In August 2013, the OFT issued its decision in the Roma-branded Mobility Scooters case. This arose from an OFT investigation into arrangements between Roma and its distributors that were designed to restrict the availability of certain Roma mobility scooters online. The classification of mobility scooters as ‘medical devices’ makes this decision relevant to all manufacturers and distributors of medical devices.
Agreements restricting competition
Agreements that affect trade in the UK and have as their ‘object’ or ‘effect’ the restriction of competition within the UK are prohibited under competition law. Unless a company is dominant, an ’agreement’ is required for competition law to bite.
The ‘agreements’ in this case arose from Roma communications to its retailers stating that certain models of mobility scooter should be sold “in-store only”. A number of retailers expressly agreed to Roma’s request. Roma had a policy of threatening to withdraw/actually withdrawing supply from retailers who did not comply. The OFT inferred that any retailers which did not sell online had acquiesced and had therefore entered into an ‘agreement’ for competition law purposes. A number of retailers had attempted to “cheat” the restrictions, but even this did not prevent the OFT from finding that an ‘agreement’ was in place between Roma and those retailers.The specific restrictions of competition related to prohibitions of online sales and online advertising.
The ‘object’ of the restrictions
Restrictions that are by their very nature detrimental to competition are seen as anticompetitive by ‘object’. Such restrictions are prohibited without any need to show that they have an anti-competitive ‘effect’. The OFT took the view the online sales prohibition would obviously restrict competition between retailers and therefore fell into the anticompetitive by ‘object’ category.
In a confusing section, the OFT then considered the subjective ‘objects’ /aims of the parties (and to some extent the effects of the conduct). Roma argued that its primary aim had been to protect consumers, highlighting that mobility scooters are classified as medical devices by the MHRA. As such, consumers needed to receive an “assessment” prior to buying a mobility scooter and this could not be carried out if the sale was made online.
The OFT found that contemporaneous documents did not suggest that the restrictions imposed (or rather ’agreed‘) were motivated by the products’ characteristics. It found that they were instead designed to incentivise bricks and mortar retailers to stock and sell Roma products on the understanding that they would not face ‘intra-brand’ competition from online Roma retailers. The OFT emphasised that the relevant medical devices regulations imposed requirements only on the way that the scooters were manufactured, constructed and packaged, and not the way in which they were distributed, sold or advertised.
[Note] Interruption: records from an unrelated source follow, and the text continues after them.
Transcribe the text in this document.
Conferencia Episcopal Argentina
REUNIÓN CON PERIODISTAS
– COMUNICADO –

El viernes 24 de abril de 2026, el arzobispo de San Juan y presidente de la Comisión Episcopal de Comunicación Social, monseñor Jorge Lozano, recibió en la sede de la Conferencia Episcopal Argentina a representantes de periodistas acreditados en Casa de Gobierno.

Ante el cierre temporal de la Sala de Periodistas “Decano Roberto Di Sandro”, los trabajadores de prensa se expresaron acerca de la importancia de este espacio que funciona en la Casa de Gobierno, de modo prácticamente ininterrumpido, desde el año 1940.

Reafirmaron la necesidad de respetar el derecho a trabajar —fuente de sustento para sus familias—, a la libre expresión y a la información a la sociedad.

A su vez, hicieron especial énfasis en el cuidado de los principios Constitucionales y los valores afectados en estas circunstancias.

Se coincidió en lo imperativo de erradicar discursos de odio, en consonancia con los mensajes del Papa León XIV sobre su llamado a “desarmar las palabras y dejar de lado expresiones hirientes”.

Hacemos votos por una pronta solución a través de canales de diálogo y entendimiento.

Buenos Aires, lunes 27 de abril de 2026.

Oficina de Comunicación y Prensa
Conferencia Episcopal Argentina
As a result, there was certainly no requirement for a manufacturer to ban online sales or online price advertising to meet regulatory obligations.
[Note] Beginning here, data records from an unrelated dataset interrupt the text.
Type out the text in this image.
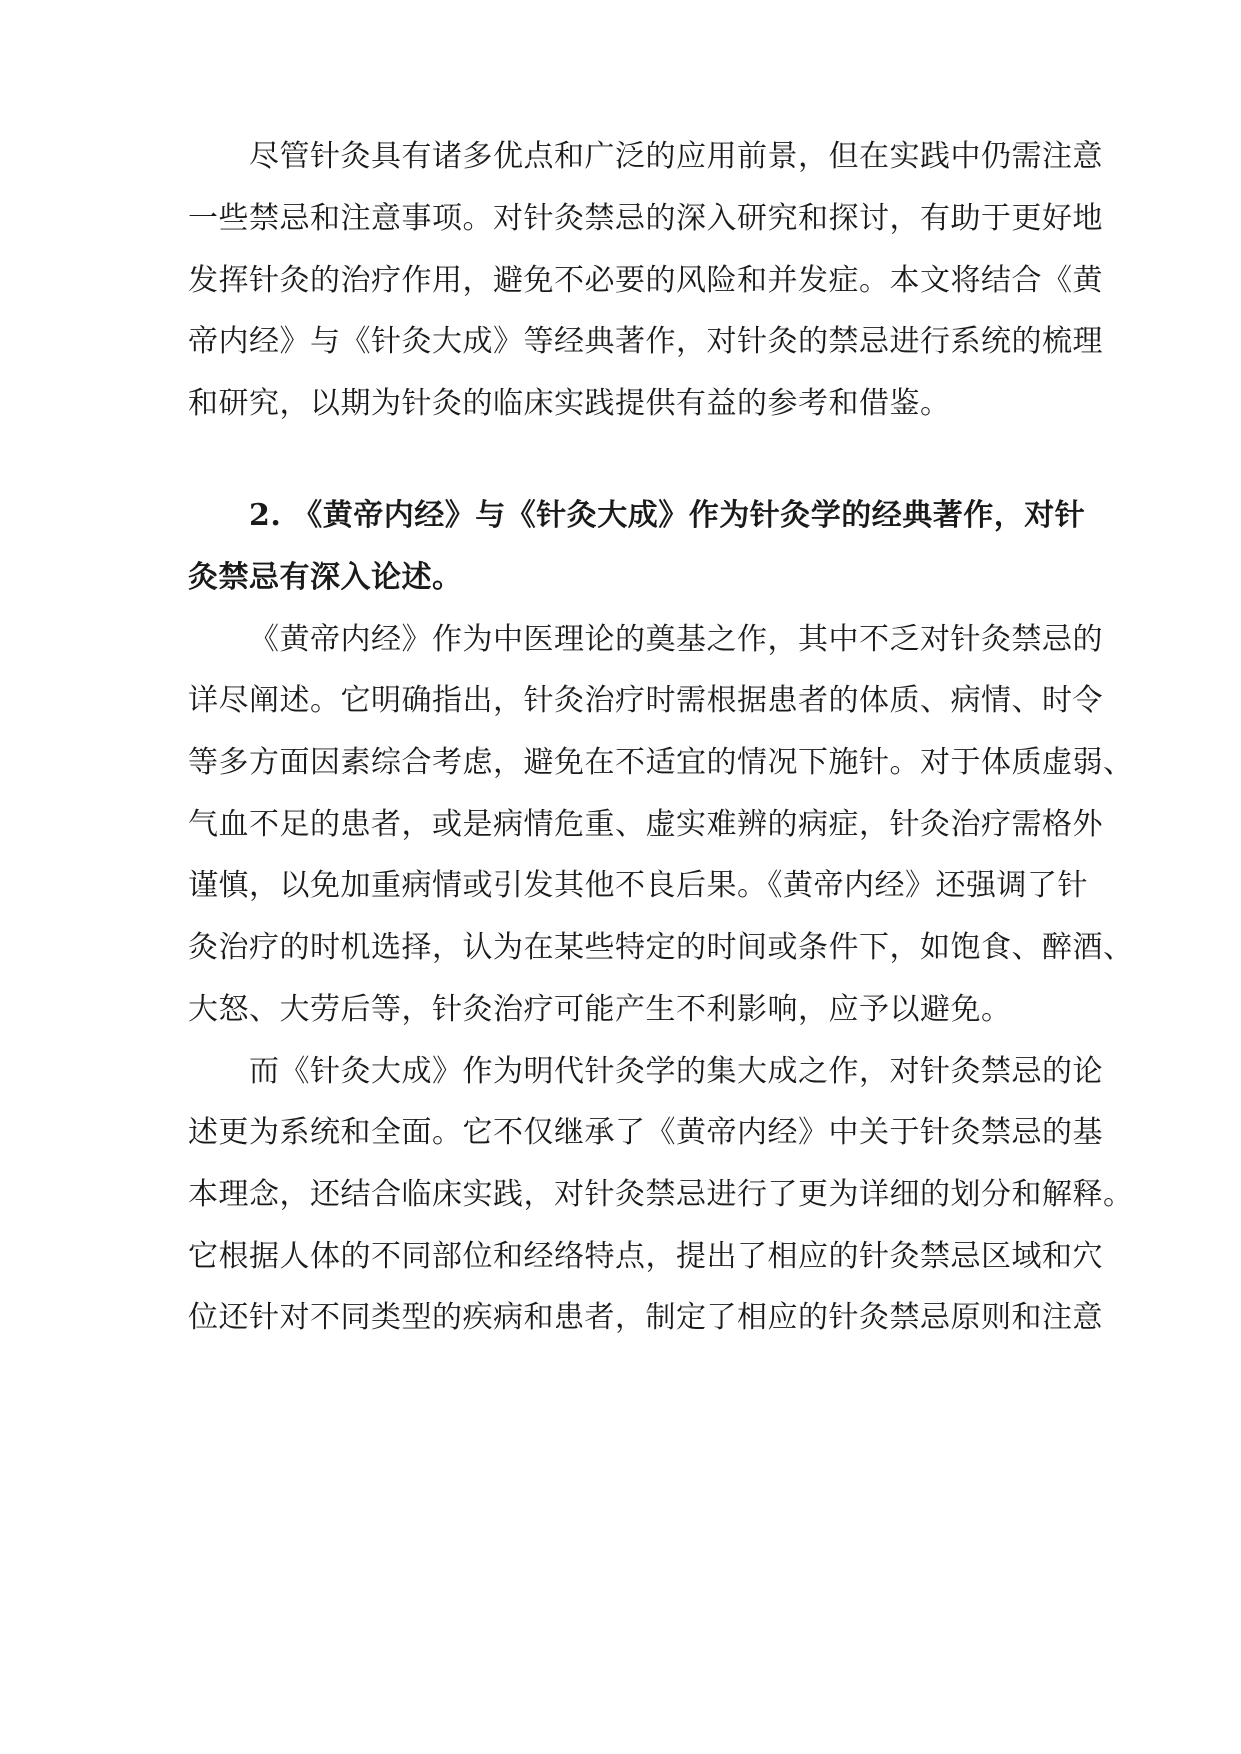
尽管针灸具有诸多优点和广泛的应用前景，但在实践中仍需注意
一些禁忌和注意事项。对针灸禁忌的深入研究和探讨，有助于更好地
发挥针灸的治疗作用，避免不必要的风险和并发症。本文将结合《黄
帝内经》与《针灸大成》等经典著作，对针灸的禁忌进行系统的梳理
和研究，以期为针灸的临床实践提供有益的参考和借鉴。
2. 《黄帝内经》与《针灸大成》作为针灸学的经典著作，对针
灸禁忌有深入论述。
《黄帝内经》作为中医理论的奠基之作，其中不乏对针灸禁忌的
详尽阐述。它明确指出，针灸治疗时需根据患者的体质、病情、时令
等多方面因素综合考虑，避免在不适宜的情况下施针。对于体质虚弱、
气血不足的患者，或是病情危重、虚实难辨的病症，针灸治疗需格外
谨慎，以免加重病情或引发其他不良后果。《黄帝内经》还强调了针
灸治疗的时机选择，认为在某些特定的时间或条件下，如饱食、醉酒、
大怒、大劳后等，针灸治疗可能产生不利影响，应予以避免。
而《针灸大成》作为明代针灸学的集大成之作，对针灸禁忌的论
述更为系统和全面。它不仅继承了《黄帝内经》中关于针灸禁忌的基
本理念，还结合临床实践，对针灸禁忌进行了更为详细的划分和解释。
它根据人体的不同部位和经络特点，提出了相应的针灸禁忌区域和穴
位还针对不同类型的疾病和患者，制定了相应的针灸禁忌原则和注意
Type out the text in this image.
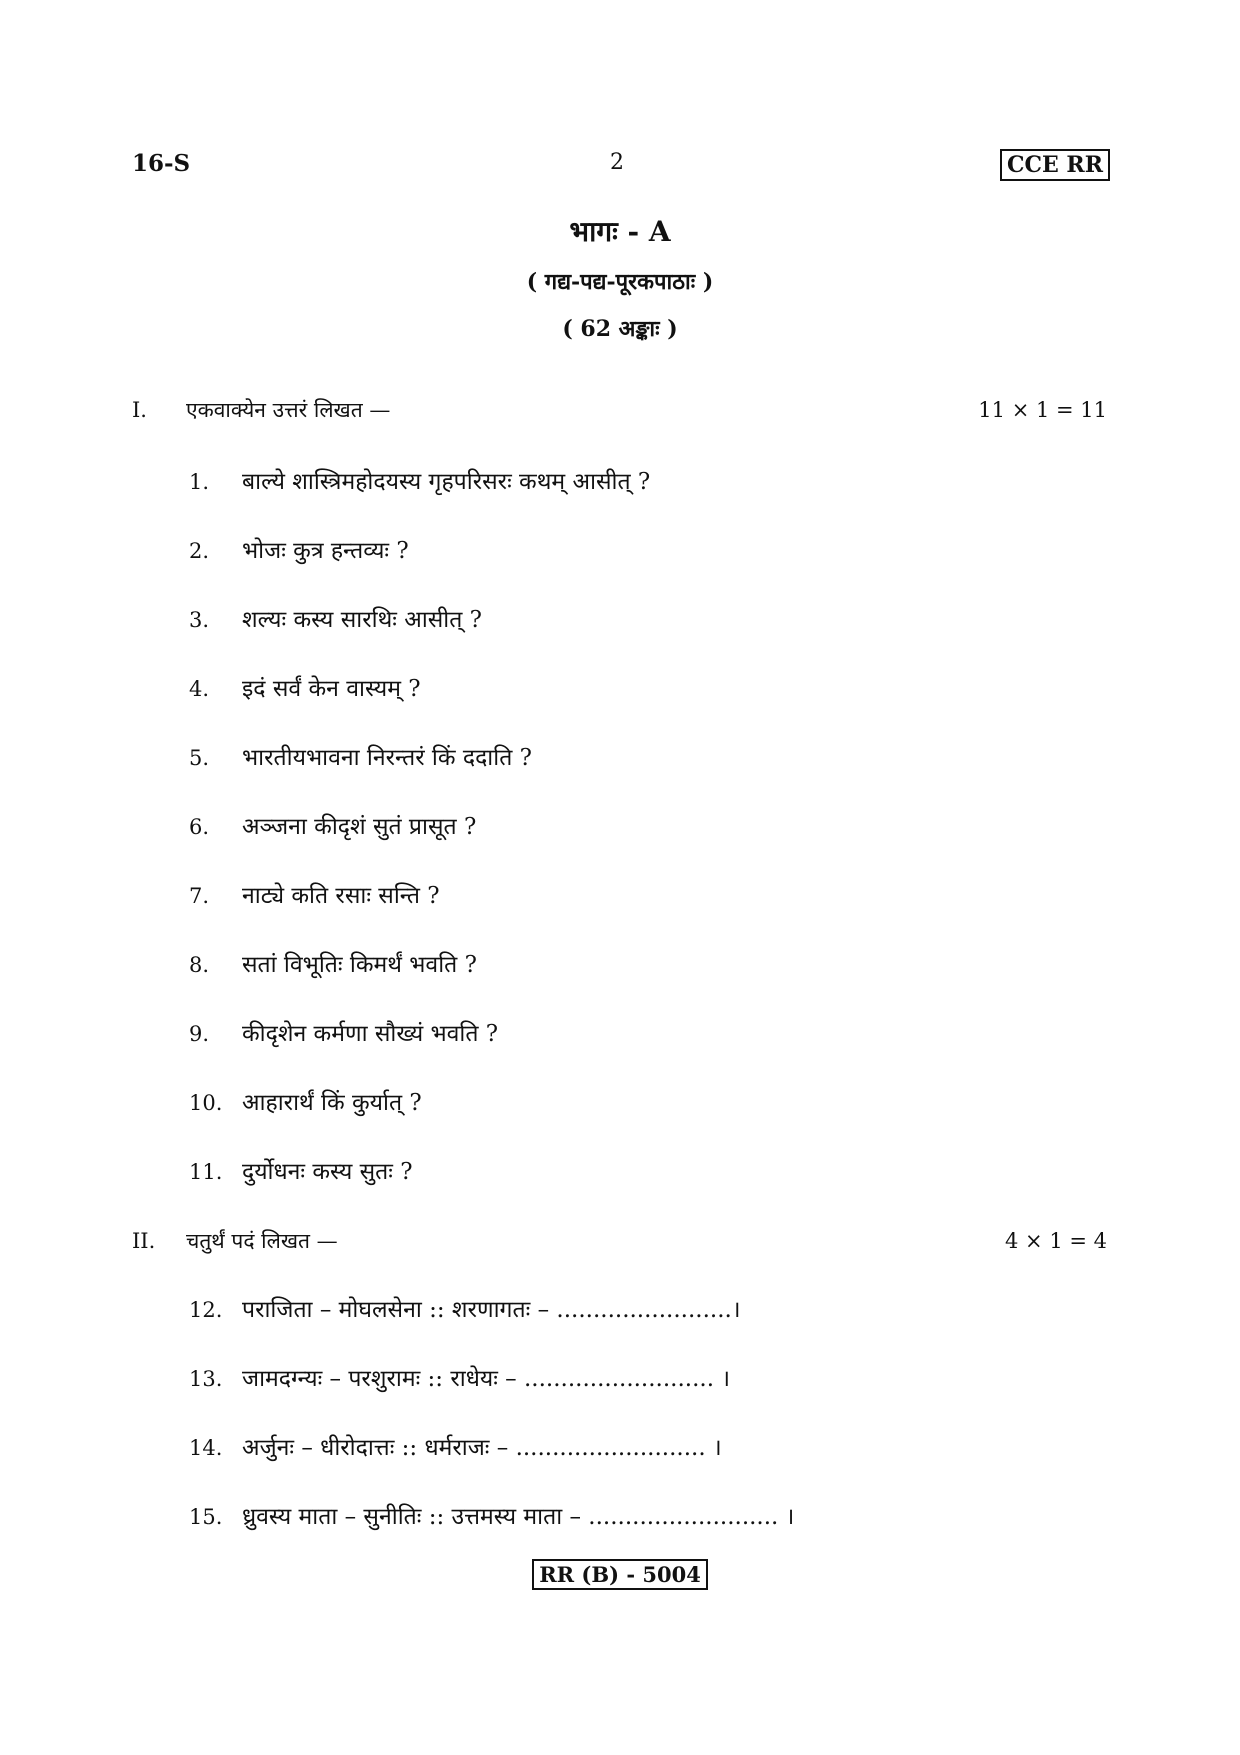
16-S	2	CCE RR
भागः - A
( गद्य-पद्य-पूरकपाठाः )
( 62 अङ्काः )
I. एकवाक्येन उत्तरं लिखत —	11 × 1 = 11
1.	बाल्ये शास्त्रिमहोदयस्य गृहपरिसरः कथम् आसीत् ?
2.	भोजः कुत्र हन्तव्यः ?
3.	शल्यः कस्य सारथिः आसीत् ?
4.	इदं सर्वं केन वास्यम् ?
5.	भारतीयभावना निरन्तरं किं ददाति ?
6.	अञ्जना कीदृशं सुतं प्रासूत ?
7.	नाट्ये कति रसाः सन्ति ?
8.	सतां विभूतिः किमर्थं भवति ?
9.	कीदृशेन कर्मणा सौख्यं भवति ?
10. आहारार्थं किं कुर्यात् ?
11. दुर्योधनः कस्य सुतः ?
II. चतुर्थं पदं लिखत —	4 × 1 = 4
12. पराजिता – मोघलसेना :: शरणागतः – ........................।
13. जामदग्न्यः – परशुरामः :: राधेयः – .......................... ।
14. अर्जुनः – धीरोदात्तः :: धर्मराजः – .......................... ।
15. ध्रुवस्य माता – सुनीतिः :: उत्तमस्य माता – .......................... ।
RR (B) - 5004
From a competition law perspective, the low threshold used by the OFT to identify an ‘agreement‘ is certainly noteworthy. This remains an area of the law that needs further clarification. The OFT’s readiness to find that the prohibition of online sales was an ‘object’ type restriction also reflects the increasing tendency of competition authorities to categorise restrictions in this way. The practical consequence of doing so is to remove any requirement to demonstrate anticompetitive effects before finding that the conduct is in breach of the law.
It is interesting to note that when considering consumer harm and industry developments, the OFT emphasised the fact that consumers with limited mobility may find it difficult to visit more than one bricks and mortar store, particularly in light of Roma’s selective distribution system (with a limited number of distributors). Making the products available online would make it easier to compare prices and to involve friends and family in the purchase more easily. Manufacturers and distributors of medical devices should take note: it seems that the OFT may employ a higher standard for devices where the vulnerability of consumers is directly relevant to the devices in question.
Finally, it is important for manufacturers and distributors of medical devices to be aware that restrictions on the availability of products online that are not required by a regulatory obligation could give rise to competition concern. Competition law is inherently sceptical of any arrangements that restrict the use of the internet to distribute products. In its 2013-14 Annual Plan the OFT has reiterated that it will focus on protecting online channels. Given this (which is reflected in the position of competition authorities elsewhere in Europe), any restriction on the online distribution of any goods, including medical devices, should be carefully considered.